The assembler was able to assemble and then dump back to .s, but
was failing to parse certain directives necessary for valid .o
output:

  • .type directives are now recognized to distinguish function symbols and others.
  • .size is now parsed to provide function size.
  • __stack_pointer is now special-cased with code that is shared with Codegen.

Added test that previously was failing on all 3 of the above.

Also makes a small change in StringSwitch.h for some missing
functionality (being able to detect no match).

Diff Detail

Event Timeline

aardappel created this revision.Oct 29 2018, 3:35 PM
aardappel added inline comments.Oct 29 2018, 3:40 PM
include/llvm/ADT/StringSwitch.h
214

Since this is a core LLVM class, should I get someone in particular to review? Or am I better off writing the calling code differently?

include/llvm/MC/MCSymbolWasm.h
73

Suggestions welcome where to move this code. The only library/.cpp that Codegen and Assembler share is the WebAssemblyInfo lib, which seemed very unrelated.

lib/Target/WebAssembly/AsmParser/WebAssemblyAsmParser.cpp
282

I could remove the code below, left in for code review purposes.

aardappel edited the summary of this revision. (Show Details)Oct 29 2018, 3:42 PM
dschuff added inline comments.Oct 29 2018, 4:07 PM
include/llvm/ADT/StringSwitch.h
214

For our use case, we have T = wasm::WasmSymbolType and R defaults to T. Could we set R to Optional<wasm::WasmSymbolType> and just use Default instead of NoDefault?

dschuff added inline comments.Oct 29 2018, 4:24 PM
lib/Target/WebAssembly/AsmParser/WebAssemblyAsmParser.cpp
282

In general, I think making the assembler dumb is not a bad thing. Also you could argue that conventions for symbol names are compiler/ABI conventions and should not be automatically assumed by the assembler. So I guess if we thought of it that way it would mean that we'd have something like this generic code here, and the compiler would be required to output a directive declaring the type of __stack_pointer as a global, right? I think that is actually better than making the assembler smart about the compiler's ABI. Even the factoring of the Assembler/MC code reflects this idea; it's why there's no good place to put that code if it were shared.

aardappel added inline comments.Oct 29 2018, 5:05 PM
include/llvm/ADT/StringSwitch.h
214

That doesn't work because the existing Default always returns a T, i.e. there is no way to indicate a null Optional.

lib/Target/WebAssembly/AsmParser/WebAssemblyAsmParser.cpp
282

Ok, so I could make the InstPrinter print out this info, but really the only information that should be in the .S output is wether it is global (which is already in there, and I can recover using the commented code below), and the type of the var, which I can also infer in the assembler. So really I don't need to share the function, the only reason to do was that a) it happens the same in both places, and b) that if someone decides to refactor this code they'll be forced to look at both.

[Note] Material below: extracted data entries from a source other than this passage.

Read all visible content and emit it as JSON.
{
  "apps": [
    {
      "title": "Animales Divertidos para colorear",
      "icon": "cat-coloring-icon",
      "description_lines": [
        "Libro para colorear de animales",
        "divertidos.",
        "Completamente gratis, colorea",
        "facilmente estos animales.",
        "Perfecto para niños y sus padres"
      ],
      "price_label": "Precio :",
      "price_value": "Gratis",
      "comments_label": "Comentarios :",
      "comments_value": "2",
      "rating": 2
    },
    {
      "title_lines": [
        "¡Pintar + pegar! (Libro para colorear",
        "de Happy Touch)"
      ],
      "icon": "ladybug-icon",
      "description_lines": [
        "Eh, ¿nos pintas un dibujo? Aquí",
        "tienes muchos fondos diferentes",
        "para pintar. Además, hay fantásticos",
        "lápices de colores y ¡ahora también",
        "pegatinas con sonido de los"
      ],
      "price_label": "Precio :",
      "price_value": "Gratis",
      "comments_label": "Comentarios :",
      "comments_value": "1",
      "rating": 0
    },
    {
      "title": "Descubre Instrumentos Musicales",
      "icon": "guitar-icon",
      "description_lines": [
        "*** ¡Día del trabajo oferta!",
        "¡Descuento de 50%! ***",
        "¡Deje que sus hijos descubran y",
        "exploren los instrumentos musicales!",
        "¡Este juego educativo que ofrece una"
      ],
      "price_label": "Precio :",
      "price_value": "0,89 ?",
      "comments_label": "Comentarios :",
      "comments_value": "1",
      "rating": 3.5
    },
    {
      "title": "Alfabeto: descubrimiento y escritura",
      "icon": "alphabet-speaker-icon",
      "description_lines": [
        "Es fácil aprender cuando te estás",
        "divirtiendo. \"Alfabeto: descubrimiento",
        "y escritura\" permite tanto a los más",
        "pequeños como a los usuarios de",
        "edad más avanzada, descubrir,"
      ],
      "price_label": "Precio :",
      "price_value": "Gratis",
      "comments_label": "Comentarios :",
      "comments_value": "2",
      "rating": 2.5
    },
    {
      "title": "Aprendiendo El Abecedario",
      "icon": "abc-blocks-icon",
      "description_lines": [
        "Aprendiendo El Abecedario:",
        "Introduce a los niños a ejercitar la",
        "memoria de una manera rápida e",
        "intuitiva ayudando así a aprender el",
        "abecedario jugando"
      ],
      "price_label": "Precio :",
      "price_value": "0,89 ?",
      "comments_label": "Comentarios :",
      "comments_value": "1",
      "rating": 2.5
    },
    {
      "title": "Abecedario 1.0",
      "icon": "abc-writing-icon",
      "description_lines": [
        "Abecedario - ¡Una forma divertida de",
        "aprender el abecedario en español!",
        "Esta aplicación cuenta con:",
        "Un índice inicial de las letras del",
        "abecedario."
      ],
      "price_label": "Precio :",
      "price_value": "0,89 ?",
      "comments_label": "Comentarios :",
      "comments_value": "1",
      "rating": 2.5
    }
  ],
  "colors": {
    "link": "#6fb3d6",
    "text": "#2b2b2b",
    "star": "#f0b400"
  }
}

I could make the assembler dumber if the InstPrinter also outputs the type. This could be in a directive like .global __stack_pointer i32 but there is no obvious prelude/post output in InstPrinter (on the wasm side). Or we could pack it all in the symbol reference somehow, like __stack_pointer@GLOBAL:I32 (would maybe require changes from the general parser) or __stack_pointer@GLOBAL_I32 (polute with wasm specific symbol types).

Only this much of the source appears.